Anemia pada pasien dewasa usia diatas 15 tahun ditegakkan bila kadar Hb < 13 g/dl pada laki-laki atau Hb < 12 g/dl pada perempuan. Parameter yang biasa digunakan untuk mengetahui status besi di sirkulasi darah adalah dengan melakukan pemeriksaan serum iron (SI), total iron binding capacity (TIBC), dan menghitung saturasi transferin (ST), melalui rumus SI dibagi TIBC dikalikan 100%. Serum iron untuk menentukan jumlah besi yang terikat pada tranferin (protein yang bertugas mengikat besi yang beredar dalam sirkulasi darah), TIBC untuk mengetahui jumlah transferin yang berada dalam sirkulasi darah dan ST menggambarkan suplai besi ke sumsum tulang untuk pembentukan sel darah merah dan Hb. Hepsidin mempunyai dampak yang besar terhadap terjadinya anemia pada PGK terkait dengan inflamasi/infeksi, tetapi tidak digunakan untuk pemeriksaan rutin oleh karena kendala ketersediaan bahan dan harga. Bagaimana hubungan antara parameter ketersediaan besi di sirkulasi dengan hepsidin pada pasien PGK yang belum menjalani hemodialisis?

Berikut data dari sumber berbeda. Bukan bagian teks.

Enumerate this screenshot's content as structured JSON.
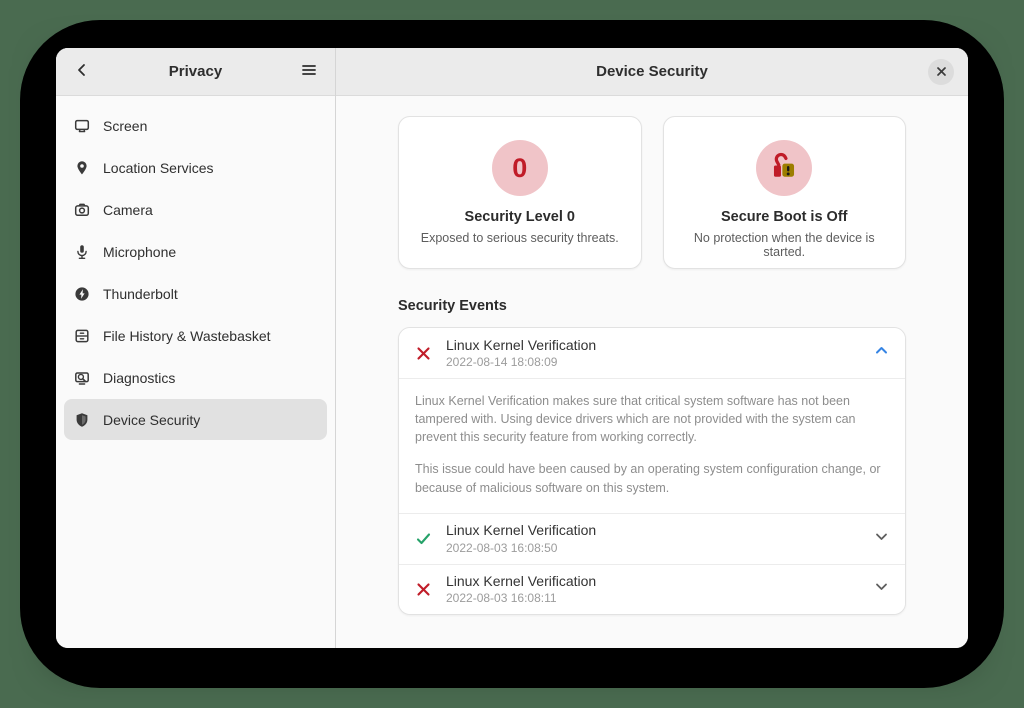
{
  "colors": {
    "outer_background": "#4a6b50",
    "screen_background": "#000000",
    "accent_blue": "#3584e4",
    "danger_red": "#c01c28",
    "success_green": "#26a269",
    "warning_yellow": "#9c7e00",
    "badge_pink": "#f0c4c8"
  },
  "sidebar": {
    "title": "Privacy",
    "items": [
      {
        "label": "Screen",
        "icon": "display-icon",
        "selected": false
      },
      {
        "label": "Location Services",
        "icon": "location-icon",
        "selected": false
      },
      {
        "label": "Camera",
        "icon": "camera-icon",
        "selected": false
      },
      {
        "label": "Microphone",
        "icon": "microphone-icon",
        "selected": false
      },
      {
        "label": "Thunderbolt",
        "icon": "thunderbolt-icon",
        "selected": false
      },
      {
        "label": "File History & Wastebasket",
        "icon": "drawer-icon",
        "selected": false
      },
      {
        "label": "Diagnostics",
        "icon": "diagnostics-icon",
        "selected": false
      },
      {
        "label": "Device Security",
        "icon": "shield-icon",
        "selected": true
      }
    ]
  },
  "main": {
    "title": "Device Security",
    "cards": [
      {
        "badge_value": "0",
        "icon": "security-level-badge",
        "title": "Security Level 0",
        "subtitle": "Exposed to serious security threats."
      },
      {
        "icon": "unlocked-warning-icon",
        "title": "Secure Boot is Off",
        "subtitle": "No protection when the device is started."
      }
    ],
    "events_heading": "Security Events",
    "events": [
      {
        "status": "fail",
        "title": "Linux Kernel Verification",
        "timestamp": "2022-08-14 18:08:09",
        "expanded": true,
        "description": [
          "Linux Kernel Verification makes sure that critical system software has not been tampered with. Using device drivers which are not provided with the system can prevent this security feature from working correctly.",
          "This issue could have been caused by an operating system configuration change, or because of malicious software on this system."
        ]
      },
      {
        "status": "pass",
        "title": "Linux Kernel Verification",
        "timestamp": "2022-08-03 16:08:50",
        "expanded": false
      },
      {
        "status": "fail",
        "title": "Linux Kernel Verification",
        "timestamp": "2022-08-03 16:08:11",
        "expanded": false
      }
    ]
  }
}
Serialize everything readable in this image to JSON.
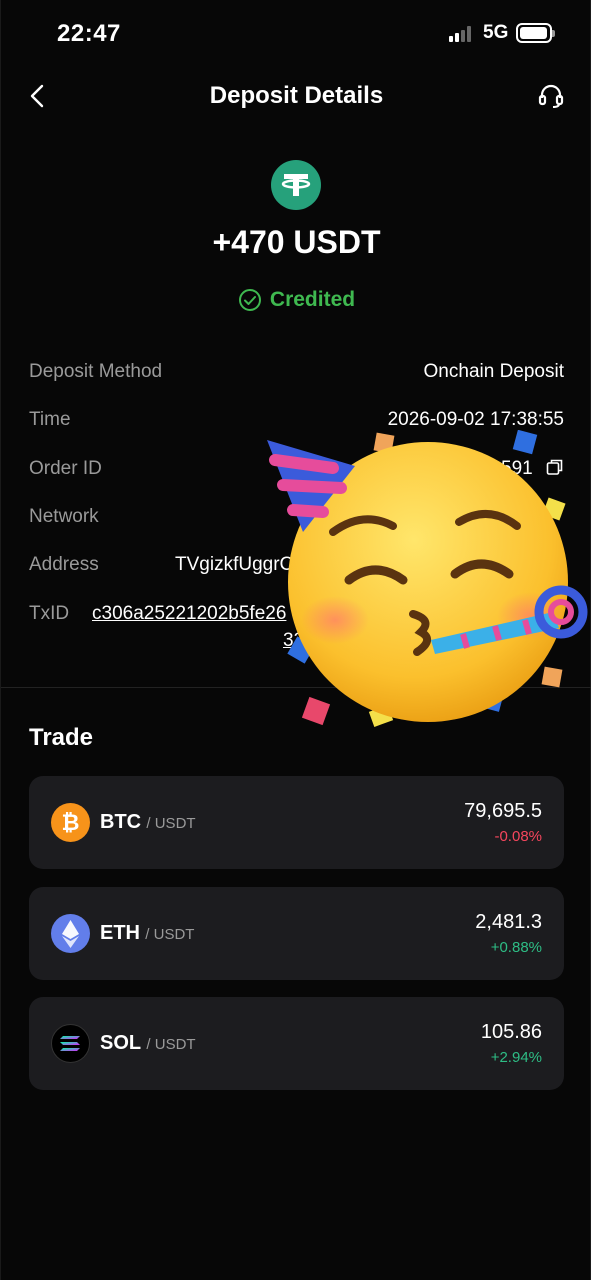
{
  "status_bar": {
    "time": "22:47",
    "network": "5G"
  },
  "header": {
    "title": "Deposit Details"
  },
  "hero": {
    "amount": "+470 USDT",
    "status": "Credited"
  },
  "details": {
    "method_label": "Deposit Method",
    "method_value": "Onchain Deposit",
    "time_label": "Time",
    "time_value": "2026-09-02 17:38:55",
    "order_label": "Order ID",
    "order_value": "591",
    "network_label": "Network",
    "address_label": "Address",
    "address_value": "TVgizkfUggrC",
    "txid_label": "TxID",
    "txid_line1": "c306a25221202b5fe26",
    "txid_line2": "33"
  },
  "trade": {
    "title": "Trade",
    "pairs": [
      {
        "base": "BTC",
        "quote": "/ USDT",
        "price": "79,695.5",
        "change": "-0.08%",
        "direction": "down",
        "color": "#f7931a"
      },
      {
        "base": "ETH",
        "quote": "/ USDT",
        "price": "2,481.3",
        "change": "+0.88%",
        "direction": "up",
        "color": "#627eea"
      },
      {
        "base": "SOL",
        "quote": "/ USDT",
        "price": "105.86",
        "change": "+2.94%",
        "direction": "up",
        "color": "#000000"
      }
    ]
  },
  "colors": {
    "credited": "#3fb950",
    "usdt": "#26a17b",
    "down": "#f6465d",
    "up": "#2ebd85"
  },
  "icons": [
    "back-arrow-icon",
    "headset-icon",
    "tether-icon",
    "check-circle-icon",
    "copy-icon",
    "bitcoin-icon",
    "ethereum-icon",
    "solana-icon",
    "party-face-emoji"
  ]
}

Hasil studi menunjukkan komplikasi anemia sudah didapatkan pada pasien PGK stadium 3 di Poliklinik Ginjal Hipertensi RSUD Dr. Soetomo. Berdasarkan parameter ketersediaan besi di sirkulasi didapatkan saturasi transferin dalam rentang normal. Kadar hepsidin melebihi rentang normal dan peningkatan ini sesuai dengan progresifitas stadium PGK. Hubungan antara TIBC dengan hepsidin menunjukkan bahwa semakin rendah kadar TIBC, semakin tinggi kadar hepsidin serum. Evaluasi anemia dan parameter status besi perlu dilakukan secara berkala pada pasien PGK, mulai stadium 3, agar pasien bias mendapatkan tatalaksana anemia sesuai dengan penyebab yang mendasari.

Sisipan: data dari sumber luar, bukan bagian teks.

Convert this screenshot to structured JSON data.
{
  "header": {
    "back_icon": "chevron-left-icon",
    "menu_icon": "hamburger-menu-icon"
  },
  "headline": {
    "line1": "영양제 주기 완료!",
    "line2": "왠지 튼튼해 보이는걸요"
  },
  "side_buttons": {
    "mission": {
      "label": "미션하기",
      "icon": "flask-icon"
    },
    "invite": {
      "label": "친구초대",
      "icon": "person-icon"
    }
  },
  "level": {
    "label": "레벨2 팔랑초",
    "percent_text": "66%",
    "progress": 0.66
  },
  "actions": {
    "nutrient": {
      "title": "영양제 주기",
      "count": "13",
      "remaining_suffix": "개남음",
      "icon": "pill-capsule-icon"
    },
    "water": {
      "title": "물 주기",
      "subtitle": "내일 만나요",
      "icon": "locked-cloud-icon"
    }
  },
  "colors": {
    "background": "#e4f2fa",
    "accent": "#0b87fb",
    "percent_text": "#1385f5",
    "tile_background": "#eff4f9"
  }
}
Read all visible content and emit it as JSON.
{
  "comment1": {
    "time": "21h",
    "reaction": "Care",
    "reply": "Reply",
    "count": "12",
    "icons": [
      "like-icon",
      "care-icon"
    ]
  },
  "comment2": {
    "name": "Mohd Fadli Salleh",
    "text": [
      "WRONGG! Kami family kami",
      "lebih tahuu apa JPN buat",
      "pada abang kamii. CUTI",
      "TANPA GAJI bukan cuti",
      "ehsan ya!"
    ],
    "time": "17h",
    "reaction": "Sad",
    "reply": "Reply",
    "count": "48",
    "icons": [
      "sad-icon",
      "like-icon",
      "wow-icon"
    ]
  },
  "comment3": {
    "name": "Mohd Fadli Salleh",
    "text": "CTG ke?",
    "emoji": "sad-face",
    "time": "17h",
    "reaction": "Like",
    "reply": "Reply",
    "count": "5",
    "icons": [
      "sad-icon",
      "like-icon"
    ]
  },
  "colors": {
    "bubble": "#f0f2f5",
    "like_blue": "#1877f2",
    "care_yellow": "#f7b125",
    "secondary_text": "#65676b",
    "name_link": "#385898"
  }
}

Penulis: dr. Nunuk Mardiana, SpPD, KGH
Informasi detail mengenai studi ini dapat dilihat pada tulisan di :
Nunuk Mardiana, Decsa Medica Hertanto. Relationship between serum iron, total iron binding capacity, transferrin saturation and hepcidin in patients with stage 3-5 non dialysis chronic kidney disease. The New Armenian Medical Journal vol 13 (2019) , No 4. P 95-99.